Beijing has already unwound tariffs and restrictions on Australian coal, timber and barley, and it is expected to do the same for Australian wine.

Melbourne-based Treasury Wine Estates said this week it had been advised by Chinese and Australian authorities of Beijing's "interim draft determination" to remove the wine tariffs following a five-month review.

It expected a final decision "in the coming weeks".

Albanese made a breakthrough trip to Beijing in November 2023, hailing progress in ties as "unquestionably very positive".
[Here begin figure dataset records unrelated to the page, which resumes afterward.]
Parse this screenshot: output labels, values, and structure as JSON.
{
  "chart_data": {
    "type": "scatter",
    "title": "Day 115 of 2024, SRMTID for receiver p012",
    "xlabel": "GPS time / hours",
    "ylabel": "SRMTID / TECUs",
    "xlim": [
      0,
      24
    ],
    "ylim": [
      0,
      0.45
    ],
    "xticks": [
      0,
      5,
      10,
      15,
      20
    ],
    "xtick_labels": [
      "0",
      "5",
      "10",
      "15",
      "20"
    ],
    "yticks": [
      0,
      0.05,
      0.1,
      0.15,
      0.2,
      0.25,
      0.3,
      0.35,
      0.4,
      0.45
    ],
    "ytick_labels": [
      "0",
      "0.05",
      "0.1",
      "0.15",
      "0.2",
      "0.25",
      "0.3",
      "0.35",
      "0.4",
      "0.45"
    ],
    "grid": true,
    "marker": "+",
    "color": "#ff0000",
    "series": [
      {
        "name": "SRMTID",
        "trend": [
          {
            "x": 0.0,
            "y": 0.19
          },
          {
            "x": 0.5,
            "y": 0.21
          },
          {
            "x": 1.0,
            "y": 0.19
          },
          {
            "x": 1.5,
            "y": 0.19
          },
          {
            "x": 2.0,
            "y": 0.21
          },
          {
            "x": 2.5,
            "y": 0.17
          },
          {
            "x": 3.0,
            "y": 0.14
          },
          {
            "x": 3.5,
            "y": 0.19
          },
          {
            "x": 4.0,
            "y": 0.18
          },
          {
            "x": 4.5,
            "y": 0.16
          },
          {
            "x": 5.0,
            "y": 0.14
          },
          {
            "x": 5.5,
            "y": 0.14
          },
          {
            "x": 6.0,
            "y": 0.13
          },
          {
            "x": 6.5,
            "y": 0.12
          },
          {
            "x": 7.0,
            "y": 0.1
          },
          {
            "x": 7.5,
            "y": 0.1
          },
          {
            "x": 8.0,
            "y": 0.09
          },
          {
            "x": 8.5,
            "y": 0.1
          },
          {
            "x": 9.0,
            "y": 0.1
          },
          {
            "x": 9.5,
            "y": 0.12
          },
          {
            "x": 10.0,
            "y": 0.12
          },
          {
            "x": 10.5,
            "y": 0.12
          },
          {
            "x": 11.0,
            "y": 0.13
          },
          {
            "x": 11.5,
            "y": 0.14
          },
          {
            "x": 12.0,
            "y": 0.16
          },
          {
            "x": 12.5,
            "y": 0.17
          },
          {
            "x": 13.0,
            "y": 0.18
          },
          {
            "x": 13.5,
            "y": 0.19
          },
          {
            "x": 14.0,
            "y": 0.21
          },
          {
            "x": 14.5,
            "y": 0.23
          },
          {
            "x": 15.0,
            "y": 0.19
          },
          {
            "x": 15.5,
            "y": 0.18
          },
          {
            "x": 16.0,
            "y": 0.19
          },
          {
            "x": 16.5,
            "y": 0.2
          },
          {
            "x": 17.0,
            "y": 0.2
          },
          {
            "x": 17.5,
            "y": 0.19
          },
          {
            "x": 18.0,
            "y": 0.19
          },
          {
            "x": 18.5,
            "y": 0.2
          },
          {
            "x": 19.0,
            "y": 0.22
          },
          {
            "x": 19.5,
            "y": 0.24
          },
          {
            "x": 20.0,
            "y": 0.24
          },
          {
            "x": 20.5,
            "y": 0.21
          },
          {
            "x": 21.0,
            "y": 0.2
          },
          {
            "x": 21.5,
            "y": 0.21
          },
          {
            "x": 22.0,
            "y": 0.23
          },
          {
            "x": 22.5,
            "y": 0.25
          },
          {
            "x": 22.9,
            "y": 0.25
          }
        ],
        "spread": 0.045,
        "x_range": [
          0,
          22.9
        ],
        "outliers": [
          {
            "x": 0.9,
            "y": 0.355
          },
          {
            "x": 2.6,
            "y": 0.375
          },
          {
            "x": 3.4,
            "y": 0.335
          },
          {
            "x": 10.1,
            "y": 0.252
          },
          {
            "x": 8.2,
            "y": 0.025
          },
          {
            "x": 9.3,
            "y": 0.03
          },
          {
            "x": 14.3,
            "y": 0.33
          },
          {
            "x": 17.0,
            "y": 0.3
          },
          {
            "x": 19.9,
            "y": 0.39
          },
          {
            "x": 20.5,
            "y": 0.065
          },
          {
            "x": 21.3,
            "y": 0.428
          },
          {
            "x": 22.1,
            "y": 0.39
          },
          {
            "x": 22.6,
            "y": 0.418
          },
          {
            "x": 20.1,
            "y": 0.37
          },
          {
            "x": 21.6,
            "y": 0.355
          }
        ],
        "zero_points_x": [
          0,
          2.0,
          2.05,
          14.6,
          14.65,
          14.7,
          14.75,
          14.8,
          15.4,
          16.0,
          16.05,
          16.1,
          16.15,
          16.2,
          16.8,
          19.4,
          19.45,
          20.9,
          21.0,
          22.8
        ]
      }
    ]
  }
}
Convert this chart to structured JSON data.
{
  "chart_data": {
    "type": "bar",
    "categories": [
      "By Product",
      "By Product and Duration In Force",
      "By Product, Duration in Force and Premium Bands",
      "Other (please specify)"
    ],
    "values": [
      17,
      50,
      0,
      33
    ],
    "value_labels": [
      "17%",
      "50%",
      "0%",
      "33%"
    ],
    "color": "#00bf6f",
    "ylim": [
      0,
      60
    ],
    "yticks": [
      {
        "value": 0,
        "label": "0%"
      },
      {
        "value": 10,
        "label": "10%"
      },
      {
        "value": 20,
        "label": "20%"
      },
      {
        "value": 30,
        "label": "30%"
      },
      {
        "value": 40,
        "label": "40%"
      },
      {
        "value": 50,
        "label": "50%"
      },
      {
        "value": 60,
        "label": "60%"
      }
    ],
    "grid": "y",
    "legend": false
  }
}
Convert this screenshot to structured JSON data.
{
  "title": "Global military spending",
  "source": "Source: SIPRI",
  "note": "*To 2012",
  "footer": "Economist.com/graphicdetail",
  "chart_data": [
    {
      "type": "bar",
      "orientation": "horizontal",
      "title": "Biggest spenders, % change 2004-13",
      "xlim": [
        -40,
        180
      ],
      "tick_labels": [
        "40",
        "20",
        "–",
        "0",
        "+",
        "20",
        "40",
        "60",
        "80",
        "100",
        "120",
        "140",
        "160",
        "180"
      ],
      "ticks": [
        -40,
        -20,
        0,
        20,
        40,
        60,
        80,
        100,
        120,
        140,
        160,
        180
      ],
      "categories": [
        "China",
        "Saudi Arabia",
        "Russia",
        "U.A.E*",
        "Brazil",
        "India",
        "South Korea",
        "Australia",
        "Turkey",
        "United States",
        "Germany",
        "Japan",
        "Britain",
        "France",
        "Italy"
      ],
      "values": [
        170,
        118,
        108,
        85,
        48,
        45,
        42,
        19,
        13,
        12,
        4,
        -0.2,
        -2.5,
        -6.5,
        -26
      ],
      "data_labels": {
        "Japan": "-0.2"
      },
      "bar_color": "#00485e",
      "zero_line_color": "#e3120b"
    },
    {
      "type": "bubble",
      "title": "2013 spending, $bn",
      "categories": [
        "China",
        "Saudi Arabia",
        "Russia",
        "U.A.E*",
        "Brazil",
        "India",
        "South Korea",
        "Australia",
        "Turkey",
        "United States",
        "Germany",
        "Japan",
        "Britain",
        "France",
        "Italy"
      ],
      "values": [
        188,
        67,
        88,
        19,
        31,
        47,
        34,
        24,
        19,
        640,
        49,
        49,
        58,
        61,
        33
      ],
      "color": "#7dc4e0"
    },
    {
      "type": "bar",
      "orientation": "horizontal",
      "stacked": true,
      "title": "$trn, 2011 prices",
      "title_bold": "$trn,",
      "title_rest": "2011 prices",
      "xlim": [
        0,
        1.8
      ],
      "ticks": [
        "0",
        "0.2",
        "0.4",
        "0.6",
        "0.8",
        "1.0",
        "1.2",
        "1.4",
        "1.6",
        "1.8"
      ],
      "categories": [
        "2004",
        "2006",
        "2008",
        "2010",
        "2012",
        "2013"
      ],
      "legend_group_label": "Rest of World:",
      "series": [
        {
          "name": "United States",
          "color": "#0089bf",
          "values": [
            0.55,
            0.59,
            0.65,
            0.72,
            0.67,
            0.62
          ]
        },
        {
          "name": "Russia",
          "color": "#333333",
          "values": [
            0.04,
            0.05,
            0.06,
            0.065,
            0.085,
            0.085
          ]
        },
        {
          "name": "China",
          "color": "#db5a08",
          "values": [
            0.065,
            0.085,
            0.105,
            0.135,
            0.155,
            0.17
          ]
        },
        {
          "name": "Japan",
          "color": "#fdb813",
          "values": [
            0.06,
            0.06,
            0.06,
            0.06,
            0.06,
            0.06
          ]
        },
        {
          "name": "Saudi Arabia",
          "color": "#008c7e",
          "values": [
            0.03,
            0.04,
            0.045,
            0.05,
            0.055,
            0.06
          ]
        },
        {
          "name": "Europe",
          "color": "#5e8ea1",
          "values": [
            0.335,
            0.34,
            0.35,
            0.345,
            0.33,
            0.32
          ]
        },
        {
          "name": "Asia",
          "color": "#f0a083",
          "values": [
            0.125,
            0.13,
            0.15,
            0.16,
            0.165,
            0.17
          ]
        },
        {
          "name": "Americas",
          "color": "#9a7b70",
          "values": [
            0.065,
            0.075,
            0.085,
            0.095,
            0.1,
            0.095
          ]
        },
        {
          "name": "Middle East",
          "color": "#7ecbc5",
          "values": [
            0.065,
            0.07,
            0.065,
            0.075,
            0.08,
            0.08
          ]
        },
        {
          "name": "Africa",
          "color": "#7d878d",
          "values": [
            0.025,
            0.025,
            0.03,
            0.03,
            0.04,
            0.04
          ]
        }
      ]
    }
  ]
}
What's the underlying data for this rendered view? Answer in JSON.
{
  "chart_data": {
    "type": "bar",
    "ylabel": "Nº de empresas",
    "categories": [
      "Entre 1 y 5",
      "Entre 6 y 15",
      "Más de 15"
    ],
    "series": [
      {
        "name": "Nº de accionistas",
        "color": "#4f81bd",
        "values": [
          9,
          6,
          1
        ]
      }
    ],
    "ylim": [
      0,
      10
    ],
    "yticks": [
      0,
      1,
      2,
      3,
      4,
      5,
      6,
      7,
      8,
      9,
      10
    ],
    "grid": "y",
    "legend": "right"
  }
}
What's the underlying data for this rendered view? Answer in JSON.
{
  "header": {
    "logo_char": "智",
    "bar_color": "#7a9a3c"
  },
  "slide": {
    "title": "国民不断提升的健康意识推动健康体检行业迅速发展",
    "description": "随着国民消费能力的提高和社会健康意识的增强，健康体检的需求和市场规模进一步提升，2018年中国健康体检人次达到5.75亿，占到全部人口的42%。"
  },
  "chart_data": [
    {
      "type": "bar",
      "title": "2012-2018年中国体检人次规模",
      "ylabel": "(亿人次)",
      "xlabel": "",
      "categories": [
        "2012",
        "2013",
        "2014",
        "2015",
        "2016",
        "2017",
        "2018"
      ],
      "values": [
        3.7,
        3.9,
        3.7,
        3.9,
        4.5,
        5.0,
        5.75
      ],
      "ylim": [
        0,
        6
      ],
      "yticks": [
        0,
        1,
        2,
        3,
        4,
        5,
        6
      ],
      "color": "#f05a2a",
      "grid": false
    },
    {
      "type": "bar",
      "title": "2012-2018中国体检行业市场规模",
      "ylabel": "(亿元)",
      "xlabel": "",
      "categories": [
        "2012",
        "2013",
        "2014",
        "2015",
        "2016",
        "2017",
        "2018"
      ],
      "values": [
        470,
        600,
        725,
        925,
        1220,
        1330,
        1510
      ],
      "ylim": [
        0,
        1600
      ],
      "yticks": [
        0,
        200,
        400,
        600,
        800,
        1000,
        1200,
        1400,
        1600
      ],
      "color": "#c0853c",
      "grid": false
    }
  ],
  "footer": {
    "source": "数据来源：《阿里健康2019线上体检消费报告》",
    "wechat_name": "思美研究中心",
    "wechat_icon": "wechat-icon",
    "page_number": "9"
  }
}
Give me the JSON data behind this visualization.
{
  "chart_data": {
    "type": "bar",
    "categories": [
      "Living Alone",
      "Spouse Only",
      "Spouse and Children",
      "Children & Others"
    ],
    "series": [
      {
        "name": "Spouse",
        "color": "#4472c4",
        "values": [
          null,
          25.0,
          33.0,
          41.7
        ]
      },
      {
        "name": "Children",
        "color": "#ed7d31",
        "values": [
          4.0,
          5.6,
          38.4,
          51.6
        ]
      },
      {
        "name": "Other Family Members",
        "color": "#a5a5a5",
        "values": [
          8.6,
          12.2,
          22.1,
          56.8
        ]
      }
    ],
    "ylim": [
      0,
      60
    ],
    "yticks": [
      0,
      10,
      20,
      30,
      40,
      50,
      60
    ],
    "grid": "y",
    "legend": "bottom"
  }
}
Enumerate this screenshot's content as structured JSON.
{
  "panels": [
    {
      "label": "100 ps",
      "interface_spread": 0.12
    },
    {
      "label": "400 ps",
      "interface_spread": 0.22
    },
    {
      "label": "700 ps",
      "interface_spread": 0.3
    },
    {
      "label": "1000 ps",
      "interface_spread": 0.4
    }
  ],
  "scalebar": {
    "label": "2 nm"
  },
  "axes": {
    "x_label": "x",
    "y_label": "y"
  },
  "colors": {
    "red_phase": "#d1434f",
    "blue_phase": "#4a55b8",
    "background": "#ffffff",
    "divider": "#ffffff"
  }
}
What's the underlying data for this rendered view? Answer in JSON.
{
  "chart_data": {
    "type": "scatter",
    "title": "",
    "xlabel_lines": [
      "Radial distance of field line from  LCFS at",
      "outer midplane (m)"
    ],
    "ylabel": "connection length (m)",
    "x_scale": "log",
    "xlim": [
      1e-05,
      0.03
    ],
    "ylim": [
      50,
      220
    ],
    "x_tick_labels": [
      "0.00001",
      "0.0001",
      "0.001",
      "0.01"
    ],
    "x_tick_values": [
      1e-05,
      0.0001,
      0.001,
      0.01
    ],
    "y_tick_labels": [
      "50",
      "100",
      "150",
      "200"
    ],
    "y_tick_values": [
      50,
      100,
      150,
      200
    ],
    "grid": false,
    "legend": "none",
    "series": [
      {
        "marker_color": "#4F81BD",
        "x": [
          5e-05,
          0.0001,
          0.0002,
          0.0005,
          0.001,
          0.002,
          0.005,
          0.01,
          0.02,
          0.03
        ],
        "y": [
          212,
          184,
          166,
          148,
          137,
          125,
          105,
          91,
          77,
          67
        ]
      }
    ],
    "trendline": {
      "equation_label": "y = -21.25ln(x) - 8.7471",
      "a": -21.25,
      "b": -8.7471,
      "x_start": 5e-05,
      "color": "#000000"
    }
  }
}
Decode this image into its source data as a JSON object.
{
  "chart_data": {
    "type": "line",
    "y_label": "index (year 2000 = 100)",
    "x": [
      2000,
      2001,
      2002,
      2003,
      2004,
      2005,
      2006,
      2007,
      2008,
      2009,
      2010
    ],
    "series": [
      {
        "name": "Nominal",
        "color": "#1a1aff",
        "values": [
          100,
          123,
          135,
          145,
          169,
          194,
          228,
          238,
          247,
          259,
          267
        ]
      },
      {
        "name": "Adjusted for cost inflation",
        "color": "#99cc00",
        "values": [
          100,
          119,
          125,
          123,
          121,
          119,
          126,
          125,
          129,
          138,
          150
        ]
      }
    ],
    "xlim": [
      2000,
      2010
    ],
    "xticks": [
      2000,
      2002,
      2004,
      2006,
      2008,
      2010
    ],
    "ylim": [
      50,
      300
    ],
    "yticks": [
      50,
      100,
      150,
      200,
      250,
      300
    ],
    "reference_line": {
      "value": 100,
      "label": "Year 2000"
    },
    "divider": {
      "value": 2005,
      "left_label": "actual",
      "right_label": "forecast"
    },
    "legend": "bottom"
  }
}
The two countries remain at odds in strategic areas, however.

Last month, Australia's government said it had expressed its "outrage" after Beijing handed a suspended death sentence to Chinese-Australian dissident writer Yang Jun.

Wong warned at the time that such decisions would "have an impact" on the relationship.

Overseas, Australia and its allies are seeking to parry China's expanding reach in the South Pacific.

Canberra and Washington were jolted into action after Beijing signed a secretive security deal with Solomon Islands in 2022.

Australia also supports the US and Asian countries in opposing Beijing's sovereignty claims over the South China Sea.

If wine tariffs are removed, only Australian rock lobster, hay and beef from some abattoirs will remain subject to Chinese trade restrictions.

New Zealand has typically had a far less prickly relationship with Beijing, which is its largest trading partner.